Папа качает головой, потягивает чай из стеклянной банки, смотрит в окно и насвистывает The Boys of Wexford. Мэлаки и Оливер хлопают в ладоши и пускаются в пляс по комнате, и папа не знает, свистеть ему или улыбаться, потому что одновременно и то и другое не получается, а рот сам собой расплывается в улыбке. Он перестает свистеть и улыбается, гладит Оливера по голове и свистит дальше. Мама тоже улыбается, но лишь на мгновение; она сидит, уставившись в пепел, и видно, что в опущенных уголках ее губ затаилась тревога.
На следующий день она оставляет папу дома сидеть с близнецами и отправляется со мной и Мэлаки в Общество св. Винсента де Поля. Мы становимся в очередь за женщинами в черных шалях. Они спрашивают как нас зовут, мы отвечаем, и они улыбаются. Боже Всевышний, вы послушайте только, ребятки-то янки, говорят они, и спрашивают у мамы, отчего это ей, разодетой, в американском пальто, понадобилась помощь. В Лимерике и так полно бедняков, а тут еще янки понаехали и у нищих отбирают хлеб.
Родственница в Бруклине, объясняет мама, подарила ей это пальто, а муж у нее безработный, а дома еще двое детей, мальчики-близнецы. Женщины фыркают и кутаются в шали: у них у самих забот полон рот. Мама говорит, что нам из Америки пришлось уехать: ей невыносимо было там оставаться, когда умерла ее девочка. Женщины снова фыркают, но теперь уже из-за маминых слез. Некоторые признаются, что тоже потеряли малышей, и ничего нет хуже на свете – доживи хоть до мафусаиловых лет, никогда не успокоишься. И мужчине никогда не понять, что чувствует мать, когда теряет ребенка, доживи он хоть до дважды мафусаиловых лет.

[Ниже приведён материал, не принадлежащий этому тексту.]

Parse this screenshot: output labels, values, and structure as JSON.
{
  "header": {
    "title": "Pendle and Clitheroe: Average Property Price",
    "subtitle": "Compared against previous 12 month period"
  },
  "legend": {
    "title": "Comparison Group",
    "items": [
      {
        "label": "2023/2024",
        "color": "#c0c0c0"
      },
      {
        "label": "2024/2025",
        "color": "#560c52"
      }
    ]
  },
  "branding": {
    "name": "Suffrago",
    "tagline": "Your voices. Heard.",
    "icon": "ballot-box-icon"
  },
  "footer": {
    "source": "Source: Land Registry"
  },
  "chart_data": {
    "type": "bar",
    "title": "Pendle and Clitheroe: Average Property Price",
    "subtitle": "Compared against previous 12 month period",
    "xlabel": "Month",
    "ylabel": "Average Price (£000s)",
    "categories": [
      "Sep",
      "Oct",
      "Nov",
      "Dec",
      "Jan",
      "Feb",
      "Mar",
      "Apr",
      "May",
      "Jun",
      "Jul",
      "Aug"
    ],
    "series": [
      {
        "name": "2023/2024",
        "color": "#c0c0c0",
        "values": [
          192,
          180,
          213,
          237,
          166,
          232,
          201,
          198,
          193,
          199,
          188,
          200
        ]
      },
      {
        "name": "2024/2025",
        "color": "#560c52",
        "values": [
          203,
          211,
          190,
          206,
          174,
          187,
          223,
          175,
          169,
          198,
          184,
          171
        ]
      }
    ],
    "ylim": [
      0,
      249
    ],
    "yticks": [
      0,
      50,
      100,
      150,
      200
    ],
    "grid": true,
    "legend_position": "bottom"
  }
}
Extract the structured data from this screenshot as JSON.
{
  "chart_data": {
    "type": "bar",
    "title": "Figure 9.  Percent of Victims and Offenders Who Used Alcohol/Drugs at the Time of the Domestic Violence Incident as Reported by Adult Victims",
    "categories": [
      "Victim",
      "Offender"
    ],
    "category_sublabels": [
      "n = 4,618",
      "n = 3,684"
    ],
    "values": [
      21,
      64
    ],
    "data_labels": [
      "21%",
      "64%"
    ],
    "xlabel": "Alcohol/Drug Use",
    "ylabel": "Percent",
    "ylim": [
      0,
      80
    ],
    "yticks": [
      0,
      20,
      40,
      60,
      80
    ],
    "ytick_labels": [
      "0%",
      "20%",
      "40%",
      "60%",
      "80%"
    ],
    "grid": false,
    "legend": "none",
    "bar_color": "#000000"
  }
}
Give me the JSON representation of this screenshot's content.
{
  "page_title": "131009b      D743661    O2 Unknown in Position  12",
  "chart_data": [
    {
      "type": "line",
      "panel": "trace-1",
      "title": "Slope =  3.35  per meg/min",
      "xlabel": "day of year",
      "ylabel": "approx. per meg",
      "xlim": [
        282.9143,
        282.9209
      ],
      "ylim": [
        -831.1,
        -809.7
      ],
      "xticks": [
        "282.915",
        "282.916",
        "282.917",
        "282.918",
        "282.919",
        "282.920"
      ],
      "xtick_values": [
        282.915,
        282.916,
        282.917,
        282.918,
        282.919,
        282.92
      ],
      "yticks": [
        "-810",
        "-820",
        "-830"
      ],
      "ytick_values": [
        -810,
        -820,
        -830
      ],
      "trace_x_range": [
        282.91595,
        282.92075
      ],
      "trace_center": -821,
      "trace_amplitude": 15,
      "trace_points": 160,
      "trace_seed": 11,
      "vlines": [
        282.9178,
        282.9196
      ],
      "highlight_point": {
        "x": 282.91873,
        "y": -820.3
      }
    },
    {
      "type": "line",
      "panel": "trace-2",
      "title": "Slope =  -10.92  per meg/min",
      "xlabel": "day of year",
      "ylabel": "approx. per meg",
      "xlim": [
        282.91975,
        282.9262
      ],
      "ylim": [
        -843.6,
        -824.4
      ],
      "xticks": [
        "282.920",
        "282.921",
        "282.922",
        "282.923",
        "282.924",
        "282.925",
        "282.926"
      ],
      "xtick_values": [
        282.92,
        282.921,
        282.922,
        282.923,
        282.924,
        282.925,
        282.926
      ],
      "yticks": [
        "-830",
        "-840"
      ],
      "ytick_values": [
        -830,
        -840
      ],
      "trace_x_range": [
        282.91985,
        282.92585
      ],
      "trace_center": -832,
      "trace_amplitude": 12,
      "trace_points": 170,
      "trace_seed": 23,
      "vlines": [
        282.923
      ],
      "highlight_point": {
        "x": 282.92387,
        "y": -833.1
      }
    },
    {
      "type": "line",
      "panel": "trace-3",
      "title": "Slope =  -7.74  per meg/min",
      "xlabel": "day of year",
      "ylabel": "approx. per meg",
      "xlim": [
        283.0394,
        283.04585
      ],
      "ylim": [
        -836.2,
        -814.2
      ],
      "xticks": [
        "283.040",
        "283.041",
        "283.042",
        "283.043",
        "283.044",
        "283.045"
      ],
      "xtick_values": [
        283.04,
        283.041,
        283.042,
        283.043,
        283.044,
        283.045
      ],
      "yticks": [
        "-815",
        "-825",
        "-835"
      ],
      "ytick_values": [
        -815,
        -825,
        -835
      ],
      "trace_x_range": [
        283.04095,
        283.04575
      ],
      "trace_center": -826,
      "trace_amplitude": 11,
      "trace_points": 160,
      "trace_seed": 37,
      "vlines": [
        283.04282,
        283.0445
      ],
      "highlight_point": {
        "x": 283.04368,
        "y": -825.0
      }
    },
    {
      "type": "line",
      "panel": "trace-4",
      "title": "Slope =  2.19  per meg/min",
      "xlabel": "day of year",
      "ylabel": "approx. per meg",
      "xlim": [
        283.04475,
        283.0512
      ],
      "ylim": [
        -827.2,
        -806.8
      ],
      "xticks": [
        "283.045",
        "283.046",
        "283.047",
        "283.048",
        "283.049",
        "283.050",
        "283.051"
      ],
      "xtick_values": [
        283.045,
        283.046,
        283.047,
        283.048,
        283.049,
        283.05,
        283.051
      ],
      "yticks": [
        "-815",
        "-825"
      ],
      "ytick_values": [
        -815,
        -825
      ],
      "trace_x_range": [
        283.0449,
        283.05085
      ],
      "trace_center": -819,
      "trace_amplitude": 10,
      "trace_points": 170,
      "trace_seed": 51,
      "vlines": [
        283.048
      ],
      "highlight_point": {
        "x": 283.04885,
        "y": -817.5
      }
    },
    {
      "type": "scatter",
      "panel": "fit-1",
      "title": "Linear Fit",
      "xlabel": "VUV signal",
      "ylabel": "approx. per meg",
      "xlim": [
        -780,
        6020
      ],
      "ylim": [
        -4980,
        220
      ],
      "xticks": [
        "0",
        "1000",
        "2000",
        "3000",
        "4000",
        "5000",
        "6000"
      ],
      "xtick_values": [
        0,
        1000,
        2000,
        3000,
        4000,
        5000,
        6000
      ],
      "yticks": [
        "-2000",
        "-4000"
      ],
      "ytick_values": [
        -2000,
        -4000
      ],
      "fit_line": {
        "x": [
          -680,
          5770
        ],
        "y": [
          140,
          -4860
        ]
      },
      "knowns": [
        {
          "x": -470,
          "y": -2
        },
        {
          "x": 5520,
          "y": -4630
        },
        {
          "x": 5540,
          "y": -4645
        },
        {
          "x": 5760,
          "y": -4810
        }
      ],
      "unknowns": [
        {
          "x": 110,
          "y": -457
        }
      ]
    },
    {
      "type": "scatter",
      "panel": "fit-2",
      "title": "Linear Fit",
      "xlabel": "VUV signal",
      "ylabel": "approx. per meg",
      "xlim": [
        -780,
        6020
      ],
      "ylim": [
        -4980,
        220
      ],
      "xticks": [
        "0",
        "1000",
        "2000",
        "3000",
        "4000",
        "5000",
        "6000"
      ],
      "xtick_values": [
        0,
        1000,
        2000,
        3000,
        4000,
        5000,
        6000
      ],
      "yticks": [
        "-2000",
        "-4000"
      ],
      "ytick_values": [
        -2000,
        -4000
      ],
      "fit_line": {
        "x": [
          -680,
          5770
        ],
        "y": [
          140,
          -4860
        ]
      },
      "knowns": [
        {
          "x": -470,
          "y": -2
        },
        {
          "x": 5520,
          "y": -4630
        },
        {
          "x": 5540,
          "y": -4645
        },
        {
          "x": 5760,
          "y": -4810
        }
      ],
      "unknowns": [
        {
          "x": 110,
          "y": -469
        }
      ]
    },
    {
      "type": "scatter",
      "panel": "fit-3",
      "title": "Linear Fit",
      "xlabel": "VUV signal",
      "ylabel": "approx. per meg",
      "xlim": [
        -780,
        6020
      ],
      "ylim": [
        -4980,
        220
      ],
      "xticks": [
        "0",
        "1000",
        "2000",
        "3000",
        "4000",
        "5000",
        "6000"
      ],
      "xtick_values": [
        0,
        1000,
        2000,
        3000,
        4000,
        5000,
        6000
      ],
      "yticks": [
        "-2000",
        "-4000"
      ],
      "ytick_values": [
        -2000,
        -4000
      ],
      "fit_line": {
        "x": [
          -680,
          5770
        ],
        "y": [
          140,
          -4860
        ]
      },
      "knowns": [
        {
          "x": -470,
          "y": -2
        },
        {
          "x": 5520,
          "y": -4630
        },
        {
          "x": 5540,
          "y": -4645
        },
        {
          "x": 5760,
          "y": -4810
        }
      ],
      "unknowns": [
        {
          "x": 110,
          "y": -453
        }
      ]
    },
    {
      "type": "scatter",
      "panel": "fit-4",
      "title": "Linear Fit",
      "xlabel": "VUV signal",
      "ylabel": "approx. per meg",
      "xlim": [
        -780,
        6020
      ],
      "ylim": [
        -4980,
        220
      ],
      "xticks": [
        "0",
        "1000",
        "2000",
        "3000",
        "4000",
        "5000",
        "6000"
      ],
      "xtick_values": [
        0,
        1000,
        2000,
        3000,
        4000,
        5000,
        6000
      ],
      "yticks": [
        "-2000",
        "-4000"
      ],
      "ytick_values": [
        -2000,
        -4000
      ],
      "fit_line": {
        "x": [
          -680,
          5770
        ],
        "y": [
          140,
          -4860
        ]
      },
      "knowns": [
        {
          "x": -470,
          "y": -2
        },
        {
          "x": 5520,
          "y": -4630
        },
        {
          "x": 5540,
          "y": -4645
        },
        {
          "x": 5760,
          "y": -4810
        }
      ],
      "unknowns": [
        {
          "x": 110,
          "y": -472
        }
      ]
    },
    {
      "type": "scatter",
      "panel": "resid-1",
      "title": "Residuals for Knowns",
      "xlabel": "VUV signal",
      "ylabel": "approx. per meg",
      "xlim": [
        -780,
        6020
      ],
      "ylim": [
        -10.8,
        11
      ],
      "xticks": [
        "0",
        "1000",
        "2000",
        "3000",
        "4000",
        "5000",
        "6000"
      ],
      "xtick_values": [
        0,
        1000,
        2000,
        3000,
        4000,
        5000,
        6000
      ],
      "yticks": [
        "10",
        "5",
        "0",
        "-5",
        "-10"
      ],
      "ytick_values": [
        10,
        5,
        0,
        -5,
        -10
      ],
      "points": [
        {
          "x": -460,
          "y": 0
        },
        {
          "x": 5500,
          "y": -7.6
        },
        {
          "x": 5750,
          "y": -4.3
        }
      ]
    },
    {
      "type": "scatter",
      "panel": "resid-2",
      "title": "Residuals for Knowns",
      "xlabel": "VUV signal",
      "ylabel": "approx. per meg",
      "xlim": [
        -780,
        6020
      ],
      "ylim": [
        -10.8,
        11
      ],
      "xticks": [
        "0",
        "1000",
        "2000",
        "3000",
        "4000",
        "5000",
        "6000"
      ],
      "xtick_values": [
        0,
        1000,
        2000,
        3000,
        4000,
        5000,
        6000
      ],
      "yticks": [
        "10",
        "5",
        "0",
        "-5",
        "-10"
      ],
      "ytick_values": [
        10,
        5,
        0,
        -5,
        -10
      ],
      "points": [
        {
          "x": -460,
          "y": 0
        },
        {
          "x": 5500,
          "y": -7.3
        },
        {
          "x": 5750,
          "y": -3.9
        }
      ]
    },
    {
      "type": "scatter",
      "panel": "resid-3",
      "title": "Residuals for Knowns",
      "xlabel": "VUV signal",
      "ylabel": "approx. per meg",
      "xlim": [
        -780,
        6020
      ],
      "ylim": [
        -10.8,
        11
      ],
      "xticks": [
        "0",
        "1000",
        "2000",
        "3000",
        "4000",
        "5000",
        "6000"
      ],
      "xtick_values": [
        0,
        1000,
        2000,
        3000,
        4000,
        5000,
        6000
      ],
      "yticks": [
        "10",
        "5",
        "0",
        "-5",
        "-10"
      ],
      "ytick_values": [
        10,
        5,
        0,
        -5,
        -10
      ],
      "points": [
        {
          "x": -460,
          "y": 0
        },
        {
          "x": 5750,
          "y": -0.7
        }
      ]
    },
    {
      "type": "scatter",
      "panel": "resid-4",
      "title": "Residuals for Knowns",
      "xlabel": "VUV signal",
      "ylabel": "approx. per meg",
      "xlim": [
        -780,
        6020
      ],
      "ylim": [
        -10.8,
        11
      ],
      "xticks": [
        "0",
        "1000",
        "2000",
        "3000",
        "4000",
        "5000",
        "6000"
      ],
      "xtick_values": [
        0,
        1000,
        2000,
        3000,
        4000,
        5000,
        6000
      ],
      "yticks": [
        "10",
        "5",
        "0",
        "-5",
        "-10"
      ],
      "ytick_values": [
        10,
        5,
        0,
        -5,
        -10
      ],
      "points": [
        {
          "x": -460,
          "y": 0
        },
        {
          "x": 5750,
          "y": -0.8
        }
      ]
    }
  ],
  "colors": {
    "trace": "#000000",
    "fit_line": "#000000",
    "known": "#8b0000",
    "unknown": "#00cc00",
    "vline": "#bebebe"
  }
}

Все плачут от души, и женщина с рыжими волосами передает по кругу маленькую коробочку. Все берут что-то пальцами из коробочки и суют себе в нос. Одна молодая женщина чихает, и рыжеволосая смеется. Ах, Бидди, не для тебя это снадобье. Подите сюда, янки-ребятки, возьмите понюшку. Она сует нам в ноздри какой-то коричневый порошок, и мы так отчаянно чихаем, что женщины перестают плакать и начинают смеяться, и смеются до слез, утираясь шалями. Ничего, говорит мама, вам это полезно - мозги прочистит.
Молодая женщина, Бидди, говорит маме: славные у вас ребятки. А паренек с золотистыми кудряшками просто душка, правда? – говорит она, указывая на Мэлаки. Чем не звезда? Ширли Темпл ничуть не лучше. И Мэлаки улыбается, и очередь теплеет.
Женщина с коробочкой обращается к маме: миссис, не хочу совать нос не в свое дело, но мы слышали о вашем горе, и думаю, вам надо присесть.
Что ты, беспокоится другая, им это не понравится.